More like stunning in pink! Your babies are beautiful  .


----------



## Yogi's Mom (Jan 6, 2013)

*Wow*

*I LOVE THE Girls and those darling outfits!*
*OMG! Just Fantastic--I Also Love Pink.*
*Look At Yogi--Hes A Boy.*

*OH No Mom--Not this Picture!!!*
*I Really Do Need To Get Yogi A Lil Sister**


----------



## edelweiss (Apr 23, 2010)

Kitzel says "that is definitely hot pink Mercedes is wearing---my favorite girl in her favorite color!" :smootch::wub2:


----------



## Sylie (Apr 4, 2011)

Drop dead *gorgeous* in pink!:wub:


----------



## Zoe's Mom88 (Apr 25, 2011)

They look beautiful in them.
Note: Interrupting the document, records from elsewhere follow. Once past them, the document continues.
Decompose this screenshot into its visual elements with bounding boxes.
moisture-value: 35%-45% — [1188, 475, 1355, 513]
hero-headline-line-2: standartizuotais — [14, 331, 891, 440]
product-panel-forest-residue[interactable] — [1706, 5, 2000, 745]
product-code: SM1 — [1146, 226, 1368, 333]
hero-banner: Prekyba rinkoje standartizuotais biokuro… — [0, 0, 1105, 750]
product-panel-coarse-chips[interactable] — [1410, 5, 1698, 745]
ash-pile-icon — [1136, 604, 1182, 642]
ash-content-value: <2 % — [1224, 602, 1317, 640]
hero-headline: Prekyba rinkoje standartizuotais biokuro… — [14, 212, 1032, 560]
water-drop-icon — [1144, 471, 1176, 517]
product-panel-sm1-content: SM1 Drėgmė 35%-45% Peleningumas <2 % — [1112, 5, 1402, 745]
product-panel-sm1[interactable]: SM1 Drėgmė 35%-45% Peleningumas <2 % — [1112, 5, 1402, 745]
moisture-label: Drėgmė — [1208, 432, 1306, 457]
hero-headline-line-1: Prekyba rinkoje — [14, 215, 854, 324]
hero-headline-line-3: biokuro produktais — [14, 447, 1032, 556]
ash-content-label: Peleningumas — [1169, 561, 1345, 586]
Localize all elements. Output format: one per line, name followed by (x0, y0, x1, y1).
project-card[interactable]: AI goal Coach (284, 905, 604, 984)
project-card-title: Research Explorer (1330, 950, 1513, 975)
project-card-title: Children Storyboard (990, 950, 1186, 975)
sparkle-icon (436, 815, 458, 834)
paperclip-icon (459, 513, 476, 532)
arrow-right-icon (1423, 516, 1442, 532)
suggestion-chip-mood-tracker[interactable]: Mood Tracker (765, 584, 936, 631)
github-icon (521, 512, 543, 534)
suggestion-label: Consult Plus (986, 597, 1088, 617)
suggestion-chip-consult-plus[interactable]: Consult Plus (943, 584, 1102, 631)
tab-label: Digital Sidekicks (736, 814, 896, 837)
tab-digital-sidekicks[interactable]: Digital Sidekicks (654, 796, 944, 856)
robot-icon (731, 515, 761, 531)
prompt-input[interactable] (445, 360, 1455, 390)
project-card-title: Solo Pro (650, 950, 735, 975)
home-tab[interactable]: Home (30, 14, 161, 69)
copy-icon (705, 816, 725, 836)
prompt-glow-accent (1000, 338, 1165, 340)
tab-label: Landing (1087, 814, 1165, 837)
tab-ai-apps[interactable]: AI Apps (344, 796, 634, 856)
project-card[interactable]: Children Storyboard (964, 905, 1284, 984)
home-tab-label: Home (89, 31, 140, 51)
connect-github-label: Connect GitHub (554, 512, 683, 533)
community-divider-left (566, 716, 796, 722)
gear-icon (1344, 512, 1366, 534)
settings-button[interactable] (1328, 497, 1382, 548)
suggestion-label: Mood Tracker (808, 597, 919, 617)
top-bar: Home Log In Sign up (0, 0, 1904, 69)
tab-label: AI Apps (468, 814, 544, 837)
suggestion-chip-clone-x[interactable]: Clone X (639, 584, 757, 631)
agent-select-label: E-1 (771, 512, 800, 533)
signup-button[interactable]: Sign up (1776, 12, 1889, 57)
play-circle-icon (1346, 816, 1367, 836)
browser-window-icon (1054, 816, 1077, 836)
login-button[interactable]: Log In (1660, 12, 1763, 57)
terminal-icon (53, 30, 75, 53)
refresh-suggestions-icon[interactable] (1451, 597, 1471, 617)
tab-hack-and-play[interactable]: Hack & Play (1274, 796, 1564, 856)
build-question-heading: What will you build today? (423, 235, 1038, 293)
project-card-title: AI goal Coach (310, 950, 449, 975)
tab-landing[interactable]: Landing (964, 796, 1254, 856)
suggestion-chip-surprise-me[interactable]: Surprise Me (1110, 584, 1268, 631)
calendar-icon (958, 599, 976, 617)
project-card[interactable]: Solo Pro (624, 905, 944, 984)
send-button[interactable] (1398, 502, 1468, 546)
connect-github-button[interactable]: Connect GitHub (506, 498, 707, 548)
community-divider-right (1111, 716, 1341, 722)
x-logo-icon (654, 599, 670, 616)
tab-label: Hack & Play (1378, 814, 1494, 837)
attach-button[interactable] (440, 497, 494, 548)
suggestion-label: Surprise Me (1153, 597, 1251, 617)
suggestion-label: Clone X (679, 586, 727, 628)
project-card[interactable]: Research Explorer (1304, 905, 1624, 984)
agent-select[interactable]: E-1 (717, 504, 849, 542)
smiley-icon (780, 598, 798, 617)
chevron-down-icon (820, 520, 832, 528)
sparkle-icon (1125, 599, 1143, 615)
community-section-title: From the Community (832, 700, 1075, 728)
The color is so great with their white coats. Nice pic you took of them standing up.


----------



## Fluffdoll (Aug 9, 2012)

Omg they are beautiful!! And the dresses are lovely  


Sent from my iPhone using Petguide.com Free App


----------



## Snowbody (Jan 3, 2009)

Cathy - gorgeous dresses from talented Auntie Marti!! Love them. And that shot of them both looking out is to die for. Lucky girls all ready for their Valentine dates :chili:


----------



## LuvMyBoys (Jan 2, 2012)

I love me some TNT girls!!! Marti does fantastic doggie attire, I love the looks.


----------



## Grace'sMom (Feb 22, 2012)

Such pretty dresses  

LOL that last photo - it looks like they are in trouble and you made them stand in time out! "Noses to the wall, girls!"


----------



## jodublin (Sep 27, 2006)

Beautiful dresses .


----------



## ladodd (Jan 8, 2012)

Pretty little girls in pretty pink. I love the pic from the back...adorable.


----------



## piratelover (Nov 11, 2012)

Too cute. That was very nice of your aunt Marti. I love the back of the dresses. And the photos of them standing as well.


----------



## Just A Girl (Oct 13, 2012)

Aww! They look so cute!


----------



## hoaloha (Jan 27, 2012)

Wow!!!!! Your girls make the Pink really POP :wub: :wub: Cathy, I think we need more Whitney and Mercedes pics here  love them!


----------



## SammieMom (Nov 13, 2010)

Oh Cathy, they are so cute. :wub::wub: Marti is so sweet to make those for your girls. I love pink too.......


----------



## spookiesmom (Mar 28, 2010)

So pretty!!!!!


----------



## dntdelay (May 27, 2011)

:wub::wub: Very Nice!!


----------